NetMap's Technical Help Guide

5.1 Hillslope Gradient

Hillslope Gradient
Parameter Description: Hillslope gradient is calculated from digital elevation models using
A Langrange polynomial as described in Zevenbergen and Thorne (1987). Radius over which the polynomial is fit is an adjustable parameter. Surface gradient is calculated for each DEM cell using Lagrange polynomials to fit a surface over an area of specified radius (25 m). The equations presented in Zevenbergen and Thorne, 1987 (Earth Surface Processes and Landforms, V12, p47-56) are used, modified for use over a circular area (e.g., Shi et al., Photogrammetic Engineering & Remote Sensing, V73, p 143-154). To remove bias in gradient calculations arising from the DEM grid alignment, the surface fit is applied twice, once aligned with the DEM grid and again offset by 45 degrees. The average of the two gradient calculations are given in the SLOPE raster. The slope raster provided with NetMap has gradient calculated from a 10-m DEM using a radius of one cell length, giving a total length scale over which gradient is calculated of 20 meters.
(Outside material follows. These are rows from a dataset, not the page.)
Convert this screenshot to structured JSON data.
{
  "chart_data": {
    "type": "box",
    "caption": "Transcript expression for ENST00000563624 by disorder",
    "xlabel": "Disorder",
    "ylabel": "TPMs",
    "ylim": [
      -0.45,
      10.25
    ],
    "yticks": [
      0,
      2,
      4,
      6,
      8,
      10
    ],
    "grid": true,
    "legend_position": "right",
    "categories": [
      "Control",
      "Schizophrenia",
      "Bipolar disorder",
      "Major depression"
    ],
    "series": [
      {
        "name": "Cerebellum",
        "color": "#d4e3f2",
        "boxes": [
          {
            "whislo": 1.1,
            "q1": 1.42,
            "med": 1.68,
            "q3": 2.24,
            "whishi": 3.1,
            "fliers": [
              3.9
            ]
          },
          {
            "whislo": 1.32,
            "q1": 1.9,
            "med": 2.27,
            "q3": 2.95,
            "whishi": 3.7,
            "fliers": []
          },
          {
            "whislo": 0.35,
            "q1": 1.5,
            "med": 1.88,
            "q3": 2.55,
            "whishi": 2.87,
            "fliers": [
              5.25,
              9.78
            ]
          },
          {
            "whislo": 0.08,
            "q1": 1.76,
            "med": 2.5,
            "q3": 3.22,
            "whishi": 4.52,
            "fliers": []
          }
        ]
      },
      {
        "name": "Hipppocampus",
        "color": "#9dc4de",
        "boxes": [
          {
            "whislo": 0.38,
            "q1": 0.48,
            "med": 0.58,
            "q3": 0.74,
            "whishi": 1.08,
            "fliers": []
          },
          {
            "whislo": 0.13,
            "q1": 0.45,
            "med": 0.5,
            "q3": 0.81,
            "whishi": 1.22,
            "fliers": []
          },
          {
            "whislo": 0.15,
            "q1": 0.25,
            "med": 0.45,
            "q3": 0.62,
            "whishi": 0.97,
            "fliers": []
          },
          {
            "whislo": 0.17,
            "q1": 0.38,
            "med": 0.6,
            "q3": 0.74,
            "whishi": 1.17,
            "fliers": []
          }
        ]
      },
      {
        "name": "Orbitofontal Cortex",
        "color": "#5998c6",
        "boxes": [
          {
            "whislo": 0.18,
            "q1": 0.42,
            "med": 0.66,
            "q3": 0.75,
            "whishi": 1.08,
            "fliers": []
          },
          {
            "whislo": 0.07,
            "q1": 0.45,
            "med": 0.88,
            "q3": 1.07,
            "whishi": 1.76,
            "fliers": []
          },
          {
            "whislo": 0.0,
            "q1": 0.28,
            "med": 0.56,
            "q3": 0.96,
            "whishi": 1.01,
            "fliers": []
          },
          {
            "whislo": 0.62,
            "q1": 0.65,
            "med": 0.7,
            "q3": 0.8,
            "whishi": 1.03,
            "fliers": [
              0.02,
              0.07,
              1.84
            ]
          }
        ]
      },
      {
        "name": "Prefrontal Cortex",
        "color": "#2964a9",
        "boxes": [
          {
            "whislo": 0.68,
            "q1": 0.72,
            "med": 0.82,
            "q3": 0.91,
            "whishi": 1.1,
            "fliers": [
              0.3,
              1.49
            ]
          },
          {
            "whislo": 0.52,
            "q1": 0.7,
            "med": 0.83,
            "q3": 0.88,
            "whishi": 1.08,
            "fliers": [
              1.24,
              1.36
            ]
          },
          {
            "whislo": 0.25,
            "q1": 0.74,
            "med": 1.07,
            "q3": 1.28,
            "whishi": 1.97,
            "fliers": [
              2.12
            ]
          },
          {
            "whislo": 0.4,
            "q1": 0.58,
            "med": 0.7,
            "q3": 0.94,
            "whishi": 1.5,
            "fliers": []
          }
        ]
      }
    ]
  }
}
Data Type: Line (stream layer)
Field Name: Slope; Common name: Hillslope gradient
Units: L/L
NetMap Module/Tool: Erosion
Model Description:
Hillslope gradient is calculated from digital elevation models (commonly 10-m DEMs) and displayed as rise over run (Figure 1).  Hillslope gradient in NetMap is used primarily in calculations involving erosion potential including shallow landslides, debris flows, and gully erosion.
Figure 1. Hillslope gradient in calculated from digital elevation models, commonly 10m scale in NetMap datasets.